A bem da verdade, importa realçar que o Benfica, através do anterior presidente, diligenciou para que dentro do possível, nada faltasse ao Pequeno Genial. Um gesto mais que justo e que enobrece os ideais do Sport Lisboa e Benfica.
E, acrescente-se, alguns dos seus antigos companheiros de equipa, foram presença próxima de Chalana e família nestes momentos difíceis. Porque aquela mística que um deles gosta de falar não se esgota nas palavras, nem quatro linhas ou tão pouco com o final da carreira…

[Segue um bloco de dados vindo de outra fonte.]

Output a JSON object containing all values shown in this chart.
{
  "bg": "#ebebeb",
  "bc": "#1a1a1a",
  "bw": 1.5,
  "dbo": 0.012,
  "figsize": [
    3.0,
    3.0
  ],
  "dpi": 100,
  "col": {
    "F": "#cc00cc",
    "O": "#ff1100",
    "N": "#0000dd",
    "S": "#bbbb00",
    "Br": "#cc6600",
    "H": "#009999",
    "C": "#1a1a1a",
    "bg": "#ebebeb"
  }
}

Estou certo de que o Benfica tudo fará para eternizar a glória deste herói, aproveitando para deixar algumas ideias para poderem ser consideradas como formas de homenagear Chalana:
· No próximo jogo da equipa de futebol (em Leiria), todos os jogadores entrarem com "Chalana" na camisola, para além das faixas negras (o número 10 para todos não é possível);
· No próximo jogo da equipa de futebol (em Leiria), entrar toda a equipa com "bigodes à Chalana" antes de o jogo começar;
· No próximo jogo da equipa de futebol em casa, distribuir bigodes nas portas de entrada para todo o público (homens, mulheres e crianças) usar em homenagem a Chalana (que momento único será mais de 50.000 pessoas de bigode a encher o Estádio);
· Dar o nome de Chalana ao Estádio do Seixal; · Retirar para sempre a camisola 10 da equipa principal; · Em cada minuto 10 dos jogos em casa, passar uma jogada de Chalana;
Faltam sempre palavras para explicar o efeito que os heróis têm para nós. Para mim, Chalana será super-herói dos relvados, o meu homem-aranha das quatro linhas, equipado com um manto sagrado e um eterno 10 nas costas.
Que descanse em paz do alto do 4.º anel, certo de que será o herói eterno da paixão benfiquista e "das pessoas normais"."